Hindu religion believes in symbolisms and the blue color is a symbol of the infinite and the immeasurable. According to Swami Chinmayananda, the inspiration behind Chinmaya Mission, whatever is immeasurable can appear to the mortal eye only as blue, just like the cloudless summer sky appears blue to the physical eye. Since Lord Krishna is beyond our perception, it seemed apt to attribute this colour to him.
Blue is the colour of aura
Some are of the opinion that the bluish tinge in Lord Krishna’s skin is not the colour of the material body but the eternal spiritual body of the Lord that emits blue aura. According to Bhagavad Gita, the blissful form of Lord Krishna is visible only to pure devotees. He may have bewildered the non-devotees, but those who offered pure devotional service to Him had always seen Him in his blue blissful form.
The science of blue skin
But in real life, can people actually have that skin colour? While James Cameron, in his film Avatar, showed Na’vi having blue skin to imply otherness, there’s nothing alien about being born with a blue skin.
Blue-tinged skin is the result of methemoglobinemia—a condition wherein hemoglobin, the molecule in red blood cells that distribute oxygen to the body, is unable to release oxygen effectively to body tissues. As the blood doesn’t get oxygenated, it makes the skin look blue, lips purple, and blood chocolate-coloured.
Most of us have less than 1 per cent of methemoglobin. The skin gets the bluish tinge when that level rises to 10-20 per cent.
Famous Fugate family of Kentucky
Six generations of the Fugate family, who lived in the hills of Kentucky from 1800 to 1960, had blue skin. The blue lineage began in the early 1800s when Martin Fugate, a French orphan, settled on the banks of the Troublesome Creek. He married a red-haired American lady who had a very pale complexion. Their genetic chemistry resulted in a mutation and the both unknowingly carried the recessive gene that resulted in their descendants being born with blue skin.

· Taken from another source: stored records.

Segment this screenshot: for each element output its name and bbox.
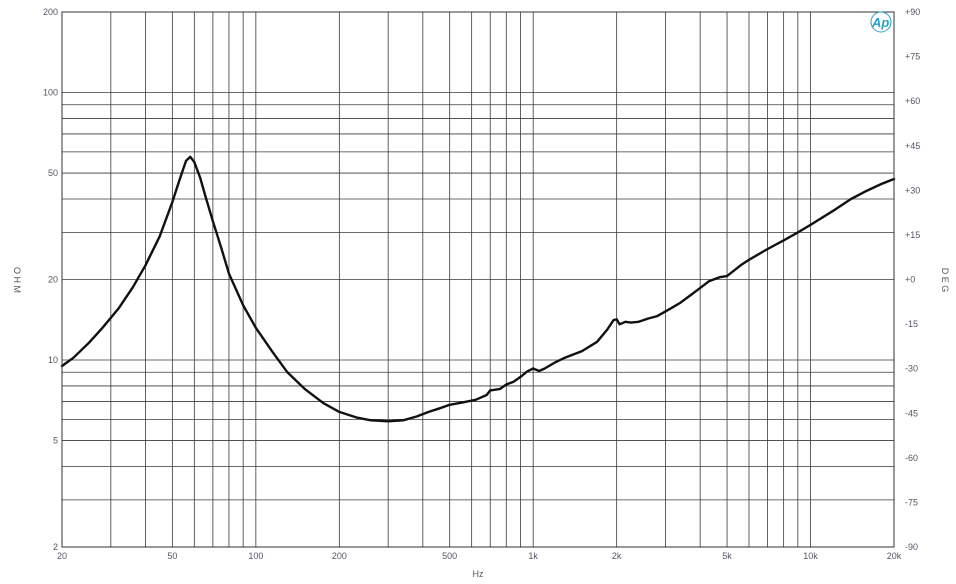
plot-frame — [61, 11, 895, 548]
impedance-curve — [60, 155, 896, 423]
x-tick-label: 1k — [528, 551, 538, 561]
y2-axis-label: D E G — [940, 268, 950, 293]
x-tick-label: 10k — [803, 551, 818, 561]
y-tick-label: 20 — [48, 275, 58, 285]
tick-labels: 20 50 100 200 500 1k 2k 5k 10k 20k 2 5 10 20 50 100 200 +… — [43, 7, 920, 561]
y-tick-label: 100 — [43, 88, 58, 98]
y-tick-label: 2 — [53, 542, 58, 552]
y2-tick-label: +75 — [905, 52, 920, 62]
y2-tick-label: -30 — [905, 364, 918, 374]
y2-tick-label: +90 — [905, 7, 920, 17]
y-tick-label: 50 — [48, 168, 58, 178]
x-tick-label: 20k — [887, 551, 902, 561]
y-tick-label: 5 — [53, 436, 58, 446]
logo-text: Ap — [871, 15, 889, 30]
y2-tick-label: +0 — [905, 275, 915, 285]
x-tick-label: 500 — [442, 551, 457, 561]
y2-tick-label: +15 — [905, 230, 920, 240]
y2-tick-label: -90 — [905, 542, 918, 552]
y2-tick-label: +60 — [905, 96, 920, 106]
y2-tick-label: +45 — [905, 141, 920, 151]
y2-tick-label: -60 — [905, 453, 918, 463]
x-tick-label: 200 — [332, 551, 347, 561]
y2-tick-label: +30 — [905, 185, 920, 195]
x-tick-label: 2k — [612, 551, 622, 561]
logo: Ap — [870, 11, 892, 33]
grid — [62, 12, 894, 547]
y-axis-label: O H M — [12, 267, 22, 293]
y2-tick-label: -45 — [905, 408, 918, 418]
x-tick-label: 5k — [722, 551, 732, 561]
y-tick-label: 200 — [43, 7, 58, 17]
y2-tick-label: -75 — [905, 497, 918, 507]
x-tick-label: 100 — [248, 551, 263, 561]
x-axis-label: Hz — [473, 569, 484, 579]
y-tick-label: 10 — [48, 355, 58, 365]
logo-circle — [870, 11, 892, 33]
x-tick-label: 50 — [167, 551, 177, 561]
y2-tick-label: -15 — [905, 319, 918, 329]
x-tick-label: 20 — [57, 551, 67, 561]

Due to intermarriage, the next generations were also born with this rare disorder. However, most of the family members lived into their 80s and 90s with no significant health problems.
Blue Baby syndrome
Methemoglobinemia may be passed down through families or can be caused by exposure to certain drugs and chemicals. Uranium toxicity because of contaminated water is also believed to have the potential to cause ‘blue baby syndrome’. Indiscriminate use of chemical fertilizers in Punjab villages saw a surge in blue baby syndrome in 2009. Cases of blue baby syndrome were reported in villages in Romania and Bulgaria that faced sanitation problem and high level of nitrates in groundwater.
Hopefully, Lord Krishna wasn’t a victim of groundwater contamination.